Affermava Parmenide: "L'essere è e non può non essere, mentre il non essere non è e non può essere."

A distanza di sei mesi dall'insediamento di Andrea Pirlo sulla panchina bianconera, è chiaro a tutti che la Juventus appartenga più alla categoria del non essere che a quella dell'essere.

I dubbi di inizio stagione sono ormai divenuti delle certezze, i timori delle solide realtà.

La Juventus ha perso lo scettro di predestinata e con ciò buona parte della solidità mentale che l'aveva caratterizzata fuori, ancor prima che sul campo, in questi nove lunghi anni.

La mancanza di continuità è il vero elemento contraddistintivo di questa prima parte di stagione.

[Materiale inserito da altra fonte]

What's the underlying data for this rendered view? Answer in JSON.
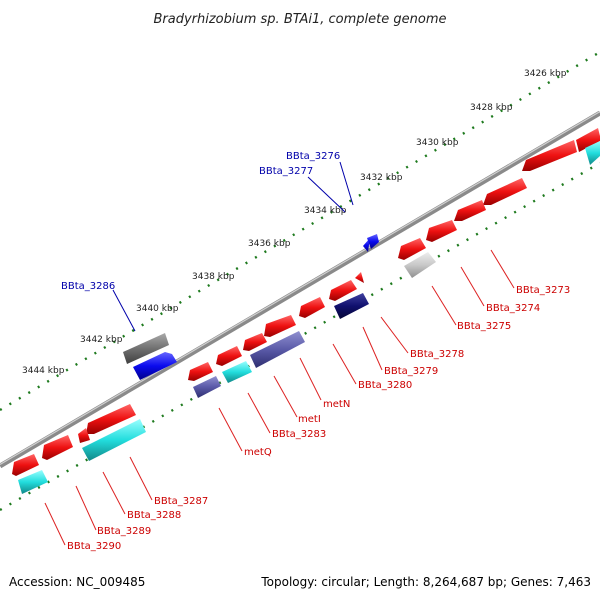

Una mancanza di continuità frutto di prestazioni quasi sempre al di sotto della sufficienza e in alcuni casi frutto di superficialità e distrazione da parte degli interpreti di un gioco nemmeno lontanamente abbozzato.

Insistere sui limiti del centrocampo risulta ormai quasi imbarazzante. Imbarazzante come l'insistenza - o la presunzione - del numero 7 bianconero nel voler calciare qualsiasi punizione.

Già il numero 7. Da quando Cristiano Ronaldo è approdato a Torino - nel luglio del 2018 - il club bianconero ha perso quella coralità che sin dall'anno del primo scudetto l'aveva caratterizzata.

Ronaldo ha certamente portato gol e visibilità ad un club come la Juventus da sempre attenta, oltre che ai risultati sportivi, a quelli commerciali. Tuttavia, la sua presenza ha fortemente inciso sulle dinamiche interne ad uno spogliatoio che vantava una sua storia e un suo equilibrio. 

Un equlibrio smarrito, così come quella ferocia di cui Antonio Conte era stato portatore e quella concretezza di cui Allegri era stato interprete. 

Per ripartire occorrerà umiltà. Quell'umiltà che negli ultimi tempi è troppo spesso mancata.